As 1980 rolled around, horror movies were doing big business at the box-office, and Anne-Marie's best film roles were in that genre. "Prom Night" (1980), a horror hit starring Jamie Lee Curtis and Leslie Nielsen, featured Anne-Marie as the school bitch. Her performance in this slasher classic is perfect - and her advice to Jamie Lee's character - "It's not who you go with, honey...it's who takes you home." - is always recalled upon mention of the film. Her character of 'Wendy Richards' wasn't just your typical high-school victim, either. She was strong and vindictive, and she gave the axe-wielding killer a run for his money in the infamous cat-and-mouse chase sequence throughout the shadowy high school. She impressed legendary producer Aaron Spelling, who cast her in his pilot "Waikiki" (1980). After guest-starring on "Buck Rogers" (1980), "B.J. & The Bear" (1980), and "Lobo" (1981), Anne-Marie appeared in three big-screen shockers in 1981. In "The Boogens," filmed in snowy Utah, Anne-Marie is attacked by slimy creatures with razor-sharp tentacles. In "Savage Harvest," which co-starred Tom Skerritt and Michelle Phillips, she played another sassy girl named 'Wendy' who is attacked by lions at her family's home in Kenya during a drought. This movie was reportedly based on a true story. Lastly, she had a cameo in "Halloween II," thanks in part to the friendship she developed with Jamie Lee Curtis while filming "Prom Night."

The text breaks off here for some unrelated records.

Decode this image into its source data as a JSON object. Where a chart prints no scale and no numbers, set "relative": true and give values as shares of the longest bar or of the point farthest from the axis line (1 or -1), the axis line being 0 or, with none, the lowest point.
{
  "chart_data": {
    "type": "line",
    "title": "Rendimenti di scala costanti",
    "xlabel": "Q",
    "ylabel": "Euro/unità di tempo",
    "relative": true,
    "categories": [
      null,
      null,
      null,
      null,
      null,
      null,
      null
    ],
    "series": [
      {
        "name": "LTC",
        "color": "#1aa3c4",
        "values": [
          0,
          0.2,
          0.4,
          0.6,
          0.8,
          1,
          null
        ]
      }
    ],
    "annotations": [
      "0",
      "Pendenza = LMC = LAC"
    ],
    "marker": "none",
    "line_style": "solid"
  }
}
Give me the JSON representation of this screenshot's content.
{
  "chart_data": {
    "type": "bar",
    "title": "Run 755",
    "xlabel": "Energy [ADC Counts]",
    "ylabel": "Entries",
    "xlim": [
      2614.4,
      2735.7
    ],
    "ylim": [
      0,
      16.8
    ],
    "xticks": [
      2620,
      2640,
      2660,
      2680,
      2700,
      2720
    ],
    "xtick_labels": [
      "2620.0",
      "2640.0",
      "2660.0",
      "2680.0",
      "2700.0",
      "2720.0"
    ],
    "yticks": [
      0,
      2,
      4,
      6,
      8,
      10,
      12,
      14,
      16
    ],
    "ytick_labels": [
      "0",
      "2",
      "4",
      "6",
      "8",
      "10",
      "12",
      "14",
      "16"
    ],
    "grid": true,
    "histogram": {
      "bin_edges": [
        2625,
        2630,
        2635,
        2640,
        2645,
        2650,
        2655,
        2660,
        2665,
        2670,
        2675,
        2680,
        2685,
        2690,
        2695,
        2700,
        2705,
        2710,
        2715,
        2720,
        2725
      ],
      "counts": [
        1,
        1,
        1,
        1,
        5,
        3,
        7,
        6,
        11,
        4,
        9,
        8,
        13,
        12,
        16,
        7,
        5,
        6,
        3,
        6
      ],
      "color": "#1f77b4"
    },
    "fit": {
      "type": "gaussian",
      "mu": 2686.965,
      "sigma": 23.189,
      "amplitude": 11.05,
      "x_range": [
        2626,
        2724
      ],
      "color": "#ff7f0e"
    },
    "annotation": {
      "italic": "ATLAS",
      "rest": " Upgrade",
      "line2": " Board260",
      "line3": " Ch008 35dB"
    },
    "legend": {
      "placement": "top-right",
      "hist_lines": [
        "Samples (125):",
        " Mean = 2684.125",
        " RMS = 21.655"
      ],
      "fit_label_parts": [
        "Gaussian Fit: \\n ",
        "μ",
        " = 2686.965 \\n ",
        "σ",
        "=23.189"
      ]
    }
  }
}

Next, Anne-Marie won over soap opera fans when she portrayed lawyer Gwen Davies on "Days Of Our Lives" from 1982-1985. During her three-year run on the series, the busy actress managed to squeeze in other projects. She appeared on episodes of "Mr. Merlin" (1982), "The Powers Of Matthew Star" (1983), and "St. Elsewhere" (1984). In a pivotal episode of "T.J. Hooker" (1983), she played 'Officer Karen Hall,' a cop who develops a romance with William Shatner's character and is wounded in the line of duty. And, as most soap opera performers do, Anne-Marie was featured on a game show: "Hot Potato" in 1984. That year, she had a small but pivotal role in "Runaway," a sci-fi thriller directed by Michael Crichton and starring Tom Selleck. Anne-Marie eventually ended up marrying the film's director. After playing a diva on an episode of "Highway To Heaven" (1986), Anne-Marie won her most popular role to date: as 'Officer Dori Doreau' on the wild comedy classic "Sledge Hammer!" (1986-1988). The series starred David Rasche as a trigger-happy, downright deranged L.A. cop who was partnered with Dori Doreau, a straight-laced by-the-books cop. However, they made a great couple, and Dori proved to be a tough cookie with physical prowess when faced with the bad guys. In the DVD commentary, Anne-Marie mentions that she particularly loved the fact that the role was physically demanding. When the series ended it's run, Anne-Marie retired from acting and had a daughter, Taylor, with her novelist/director husband.
She made a brief appearance on "Primetime:Live" (1994) on an episode that interviewed Crichton on his involvement with the hit films "Jurassic Park" and "Disclosure." Using the name Anne-Marie Crichton, she co-write the screenplay to "Twister" (1996) with her husband, and the disaster flick, starring Helen Hunt and Bill Paxton, was a box-office smash.
It's always understandable when actresses tire of the routine and would rather raise their families and/or work behind the cameras. However, Anne-Marie's exceptional beauty and acting chops has left a lot of fans waiting and hoping for her return to film and television. She's a real class act in an industry notorious for bleached blonde bimbos and fleeting, untalented starlets.